The Impossible Faith by James Patrick Holding, Xulon Press, 2007
Christianity is often wrongly labeled a baseless faith, believed in the absence of evidence. Richard Dawkins and other peddlers of tomfoolery have made that claim for years, so it's excellent to see books available like The Impossible Faith (TIF), which convincingly argues that Christianity succeeded primarily because of the overwhelming evidence - mainly the resurrection - that backed up the teachings of Jesus and his disciples.
The book serves essentially as a primer on the social world of the Bible and it's aimed at an audience badly in need of understanding - average American Christians. After finishing TIF readers will have an easier time contextualizing difficult passages, for example, Jesus' teaching in Matthew 12:49-50 to forsake family if necessary.
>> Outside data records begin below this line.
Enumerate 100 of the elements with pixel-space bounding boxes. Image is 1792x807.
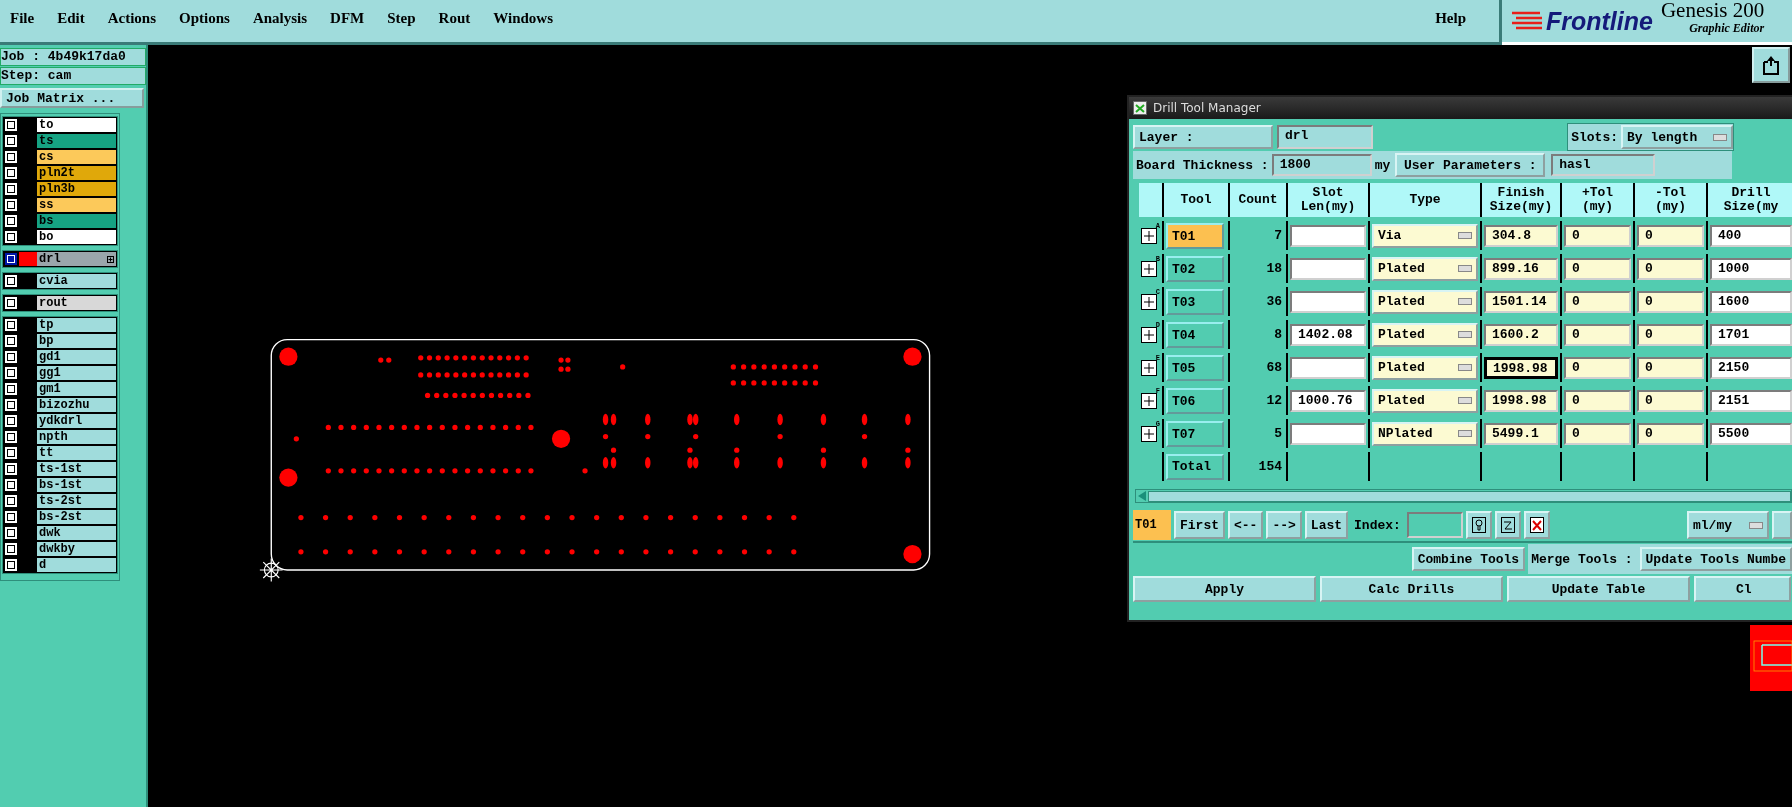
slot-length-field[interactable]: 1402.08 xyxy=(1290,323,1366,346)
layer-name[interactable]: d xyxy=(37,558,116,572)
menu-item[interactable]: Windows xyxy=(493,9,553,33)
layer-checkbox[interactable] xyxy=(5,511,17,523)
type-dropdown[interactable]: Plated xyxy=(1372,355,1478,380)
minus-tolerance-field[interactable]: 0 xyxy=(1637,422,1704,445)
layer-checkbox[interactable] xyxy=(5,463,17,475)
layer-checkbox[interactable] xyxy=(5,297,17,309)
slot-length-field[interactable]: 1000.76 xyxy=(1290,389,1366,412)
delete-icon-button[interactable] xyxy=(1523,511,1550,539)
layer-name[interactable]: bs xyxy=(37,214,116,228)
layer-name[interactable]: ts-1st xyxy=(37,462,116,476)
tool-button[interactable]: T06 xyxy=(1166,387,1224,414)
export-icon-button[interactable] xyxy=(1752,47,1790,83)
layer-name[interactable]: tp xyxy=(37,318,116,332)
minus-tolerance-field[interactable]: 0 xyxy=(1637,224,1704,247)
menu-item[interactable]: Options xyxy=(179,9,230,33)
help-menu[interactable]: Help xyxy=(1435,9,1466,33)
layer-name[interactable]: gg1 xyxy=(37,366,116,380)
layer-checkbox[interactable] xyxy=(5,447,17,459)
navigation-button[interactable]: Last xyxy=(1304,511,1349,539)
layer-name[interactable]: pln2t xyxy=(37,166,116,180)
plus-icon[interactable] xyxy=(1141,392,1157,409)
layer-name[interactable]: ydkdrl xyxy=(37,414,116,428)
layer-name[interactable]: npth xyxy=(37,430,116,444)
drill-size-field[interactable]: 1000 xyxy=(1710,257,1792,280)
slot-length-field[interactable] xyxy=(1290,422,1366,445)
layer-checkbox[interactable] xyxy=(5,431,17,443)
plus-tolerance-field[interactable]: 0 xyxy=(1564,422,1631,445)
finish-size-field[interactable]: 5499.1 xyxy=(1484,422,1558,445)
plus-icon[interactable] xyxy=(1141,293,1157,310)
finish-size-field[interactable]: 304.8 xyxy=(1484,224,1558,247)
layer-checkbox[interactable] xyxy=(5,275,17,287)
action-button[interactable]: Update Table xyxy=(1507,576,1690,602)
tool-button[interactable]: T04 xyxy=(1166,321,1224,348)
layer-checkbox[interactable] xyxy=(5,335,17,347)
menu-item[interactable]: Step xyxy=(387,9,416,33)
layer-name[interactable]: dwk xyxy=(37,526,116,540)
bulb-icon-button[interactable] xyxy=(1465,511,1492,539)
layer-checkbox[interactable] xyxy=(5,199,17,211)
slot-length-field[interactable] xyxy=(1290,224,1366,247)
action-button[interactable]: Calc Drills xyxy=(1320,576,1503,602)
finish-size-field[interactable]: 1600.2 xyxy=(1484,323,1558,346)
minus-tolerance-field[interactable]: 0 xyxy=(1637,389,1704,412)
type-dropdown[interactable]: NPlated xyxy=(1372,421,1478,446)
navigation-button[interactable]: First xyxy=(1174,511,1225,539)
type-dropdown[interactable]: Via xyxy=(1372,223,1478,248)
plus-icon[interactable] xyxy=(1141,260,1157,277)
layer-name[interactable]: ts xyxy=(37,134,116,148)
menu-item[interactable]: Rout xyxy=(438,9,471,33)
layer-checkbox[interactable] xyxy=(5,479,17,491)
finish-size-field[interactable]: 1998.98 xyxy=(1484,389,1558,412)
layer-checkbox[interactable] xyxy=(5,543,17,555)
layer-checkbox[interactable] xyxy=(5,559,17,571)
update-tools-number-button[interactable]: Update Tools Numbe xyxy=(1639,547,1792,571)
layer-name[interactable]: ss xyxy=(37,198,116,212)
finish-size-field[interactable]: 899.16 xyxy=(1484,257,1558,280)
plus-icon[interactable] xyxy=(1141,359,1157,376)
type-dropdown[interactable]: Plated xyxy=(1372,289,1478,314)
menu-item[interactable]: Edit xyxy=(57,9,85,33)
plus-tolerance-field[interactable]: 0 xyxy=(1564,290,1631,313)
layer-button[interactable]: Layer : xyxy=(1133,125,1273,149)
navigation-button[interactable]: <-- xyxy=(1228,511,1264,539)
layer-checkbox[interactable] xyxy=(5,495,17,507)
minus-tolerance-field[interactable]: 0 xyxy=(1637,356,1704,379)
expand-icon[interactable] xyxy=(107,255,114,263)
menu-item[interactable]: DFM xyxy=(330,9,365,33)
index-field[interactable] xyxy=(1406,512,1463,538)
tool-button[interactable]: T05 xyxy=(1166,354,1224,381)
tool-button[interactable]: T02 xyxy=(1166,255,1224,282)
layer-name[interactable]: rout xyxy=(37,296,116,310)
layer-checkbox[interactable] xyxy=(5,383,17,395)
plus-tolerance-field[interactable]: 0 xyxy=(1564,257,1631,280)
job-matrix-button[interactable]: Job Matrix ... xyxy=(0,88,144,108)
type-dropdown[interactable]: Plated xyxy=(1372,388,1478,413)
plus-tolerance-field[interactable]: 0 xyxy=(1564,389,1631,412)
layer-checkbox[interactable] xyxy=(5,167,17,179)
units-dropdown[interactable]: ml/my xyxy=(1687,511,1769,539)
finish-size-field[interactable]: 1501.14 xyxy=(1484,290,1558,313)
layer-checkbox[interactable] xyxy=(5,367,17,379)
layer-name[interactable]: pln3b xyxy=(37,182,116,196)
drill-size-field[interactable]: 1701 xyxy=(1710,323,1792,346)
layer-name[interactable]: cs xyxy=(37,150,116,164)
layer-field[interactable]: drl xyxy=(1277,125,1373,149)
plus-tolerance-field[interactable]: 0 xyxy=(1564,323,1631,346)
layer-name[interactable]: dwkby xyxy=(37,542,116,556)
finish-size-field[interactable]: 1998.98 xyxy=(1484,356,1558,379)
layer-checkbox[interactable] xyxy=(5,215,17,227)
layer-checkbox[interactable] xyxy=(5,527,17,539)
layer-checkbox[interactable] xyxy=(5,183,17,195)
user-parameters-field[interactable]: hasl xyxy=(1551,154,1656,176)
plus-icon[interactable] xyxy=(1141,326,1157,343)
layer-name[interactable]: tt xyxy=(37,446,116,460)
layer-checkbox[interactable] xyxy=(5,415,17,427)
drill-size-field[interactable]: 2151 xyxy=(1710,389,1792,412)
layer-checkbox[interactable] xyxy=(5,253,17,265)
slot-length-field[interactable] xyxy=(1290,356,1366,379)
action-button[interactable]: Cl xyxy=(1694,576,1791,602)
drill-size-field[interactable]: 5500 xyxy=(1710,422,1792,445)
layer-name[interactable]: ts-2st xyxy=(37,494,116,508)
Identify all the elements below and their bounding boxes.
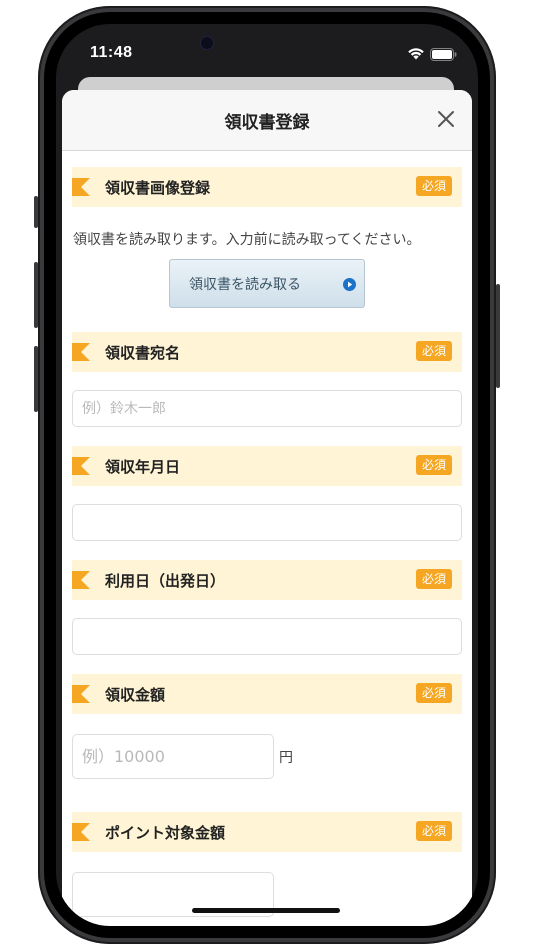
receipt-registration-modal: 領収書登録 領収書画像登録 必須 領収書を読み取ります。入力前に読み取ってくださ…: [62, 90, 472, 926]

To the modern mindset such a command doesn't make much sense, but in light of the fact that identity in the ancient world was determined by which social groups individuals belonged to, the significance isn't as difficult to see. And as I mentioned recently, understanding events in context is an important part of fending off bad skeptical arguments.
My favorite chapter, however, consists of a discussion about Christianity's uniqueness. Skeptics have an irritating habit of treating all religions as if they are equal and easily dismissed. "What makes Christianity so special?" is the typical cry, and in my teenage years I couldn't give a good answer, which is probably the case for many new Christians. Holding answers by succinctly comparing Christianity with three of it's major competitors, Mithraism, Mormonism and Islam, illustrating just what makes the faith so special. Parenthetically, Holding's comparison does much to debunk the idea that Jesus was somehow copied from another ancient deity.
The online version of the book contains an argument that I find particularly interesting. Potential converts to Christianity in the first century were encouraged to test its claims. Why would the founders of a fledgling religion encourage people to try to debunk it's claims if they were making things up? As Holding puts it,
As if the apostles weren't making things hard enough for themselves by making extraordinary and testable claims in a social environment where it was difficult to keep secrets, they increased the odds significantly by actively encouraging people to check out their claims. Encouraging people to verify claims and seek proof is a guaranteed way of ensuring that your fledgling cult is a flop - unless, of course, those claims hold up under the scrutiny that your encouragement will undoubtedly generate.
But perhaps the best thing about TIF is the response it has elicited from critics. They would undoubtedly deny the strength of Holding's argument, but the fact that the brains of the modern atheist movement have responded since the book's initial release in 2004 says a lot. I don't think the rebuttals count for much, since they amount to "well, other ancient religions had a tough time too!" But I think reading TIF and the rebuttals, particularly Richard Carrier's book-length attempt, is well worth it.